Interval-specific censoring set adjusted Kaplan–Meier estimator (WKE) is a non-parametric approach to reduce the overestimation of the Kaplan-Meier estimator (KME) when the event and censoring times are independent. The article is published in J. Appl. Stat1. We adjusted the KME based on a collection of intervals where censored data are observed between two adjacent event times. WKE is superior to KME as it substantially reduces the overestimation on survival rate and median survival time in the presence of censoring data. When there are no censored observations, or the sample size goes to infinity, WKE reduces to KME. We proved theoretically that WKE reduces overestimation compared to KME and provided a mathematical formula to estimate the variance of the proposed estimator based on Greenwood’s approach. We performed four simulation studies to compare WKE with KME when the failure rate is constant, decreasing, increasing, and based on the flexible hazard method. The bias reduction in median survival time and survival rate using WKE is considerably large, especially when the censoring rate is high. The standard deviations are comparable between the two estimators. We implemented WKE and KME for the Nonalcoholic Fatty Liver Disease patients from a well conducted population study. The results based on the actual data also show WKE substantially reduces the overestimation in the presence of high observed censoring rate.

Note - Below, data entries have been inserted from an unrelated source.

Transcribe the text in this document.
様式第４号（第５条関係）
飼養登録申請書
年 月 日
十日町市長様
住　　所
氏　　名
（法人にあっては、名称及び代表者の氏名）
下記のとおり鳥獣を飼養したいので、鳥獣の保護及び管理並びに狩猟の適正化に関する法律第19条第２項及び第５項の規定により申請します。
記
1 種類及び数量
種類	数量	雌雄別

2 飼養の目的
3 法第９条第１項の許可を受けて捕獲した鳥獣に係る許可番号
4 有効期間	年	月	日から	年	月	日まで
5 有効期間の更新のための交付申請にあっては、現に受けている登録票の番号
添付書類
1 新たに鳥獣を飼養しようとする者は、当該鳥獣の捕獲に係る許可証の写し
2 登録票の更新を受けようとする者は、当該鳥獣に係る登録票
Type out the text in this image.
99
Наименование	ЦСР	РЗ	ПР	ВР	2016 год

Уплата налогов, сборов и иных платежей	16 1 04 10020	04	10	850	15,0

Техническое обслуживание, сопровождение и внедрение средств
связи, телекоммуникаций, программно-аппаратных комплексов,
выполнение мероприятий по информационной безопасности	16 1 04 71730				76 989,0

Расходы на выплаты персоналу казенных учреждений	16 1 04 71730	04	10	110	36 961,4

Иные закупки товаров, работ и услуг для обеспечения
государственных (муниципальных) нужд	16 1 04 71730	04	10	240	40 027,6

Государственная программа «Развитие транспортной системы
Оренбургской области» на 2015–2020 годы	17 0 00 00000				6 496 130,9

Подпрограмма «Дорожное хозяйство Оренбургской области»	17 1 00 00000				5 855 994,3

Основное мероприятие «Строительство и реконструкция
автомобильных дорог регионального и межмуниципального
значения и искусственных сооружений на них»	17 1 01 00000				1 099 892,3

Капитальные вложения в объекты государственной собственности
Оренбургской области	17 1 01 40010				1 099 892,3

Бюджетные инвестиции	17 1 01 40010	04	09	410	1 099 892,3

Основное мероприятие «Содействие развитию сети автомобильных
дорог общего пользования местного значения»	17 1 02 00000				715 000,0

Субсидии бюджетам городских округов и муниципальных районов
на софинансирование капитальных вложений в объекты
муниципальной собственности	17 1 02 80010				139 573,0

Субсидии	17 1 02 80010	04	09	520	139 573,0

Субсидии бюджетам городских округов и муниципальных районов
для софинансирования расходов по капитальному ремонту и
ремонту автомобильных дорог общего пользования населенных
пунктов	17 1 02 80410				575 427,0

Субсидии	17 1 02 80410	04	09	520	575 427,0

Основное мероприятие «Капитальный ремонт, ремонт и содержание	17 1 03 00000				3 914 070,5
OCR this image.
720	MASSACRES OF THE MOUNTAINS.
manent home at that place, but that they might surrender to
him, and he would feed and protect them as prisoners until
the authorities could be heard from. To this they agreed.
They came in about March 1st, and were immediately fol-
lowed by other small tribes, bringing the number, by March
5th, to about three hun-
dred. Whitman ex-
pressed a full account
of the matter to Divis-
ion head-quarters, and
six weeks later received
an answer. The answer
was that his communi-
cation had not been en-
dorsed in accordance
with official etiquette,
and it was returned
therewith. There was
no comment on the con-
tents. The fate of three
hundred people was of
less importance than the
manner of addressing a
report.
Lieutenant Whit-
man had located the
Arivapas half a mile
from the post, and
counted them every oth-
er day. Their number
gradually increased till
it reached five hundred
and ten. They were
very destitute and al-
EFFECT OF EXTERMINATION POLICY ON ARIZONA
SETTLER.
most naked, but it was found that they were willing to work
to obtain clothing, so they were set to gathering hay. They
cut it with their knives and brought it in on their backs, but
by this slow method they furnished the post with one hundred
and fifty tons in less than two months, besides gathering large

1 Yaoshi Wu & John Kolassa (25 Dec 2023): Interval-specific censoring set adjusted Kaplan–Meier estimator, Journal of Applied Statistics, DOI: 10.1080/02664763.2023.2298795

 

Data integration and subsampling techniques in distribution estimation for event times with missing origins
Yi Xiong, Assistant Professor, Department of Biostatistics, SPHHP, University at Buffalo

Time-to-event data with missing origins often arises when the occurrence of the event is silent. For example, records of wildfires can only be collected after a fire has been reported and thus the exact time when the fire starts is unknown. To tackle this issue, Xiong et al. (2021) proposed an approach that synthesizes auxiliary longitudinal measures to aid the inference on the unobserved time origins via the first-hitting-time model. In this work, we consider using alternative auxiliary data, which is collected prior to the occurrence of the event, to tackle the issue of missing time origins. Motivated by the example of estimating distribution of duration for wildfires, we propose to use the preceding records of lightning strikes to aid inference of the ignition time and start time of a fire. We first integrate the lightning strikes data with the fire data via Kernel smoothing and then provide a distribution estimator for a fire’s ignition time. By viewing a fire’s start time subject to be censored within the interval of the ignition time and the report time, we further adjust Turnbull estimator with interval-censored data to estimate the distribution of missing origin. Driven by the large volume of lightning strikes data, we also adapt the proposed estimation procedures to sub-samples of the lightning strikes data. The proposed approach potentially has many applications.

 

Current Trends in Federated Learning: Do they Align with Real-world Application Requirements? §
Raman Zatsarenko, Undergraduate Student, Rochester Institute of Technology

Federated learning (FL) is revolutionizing machine learning by training models on distributed devices and servers, keeping sensitive data local. This privacy-by-design approach is perfect for healthcare, finance, and telecommunications. Here, we explore real-world aggregation algorithms, their security implications, and broader FL security trends. We'll also discuss the practicality, benefits, and limitations of current methods. While challenges remain, FL's potential to safeguard privacy and leverage decentralized data makes it a fascinating area of research with significant real-world applications. Advancements in security and aggregation algorithms are crucial for its wider adoption and impact.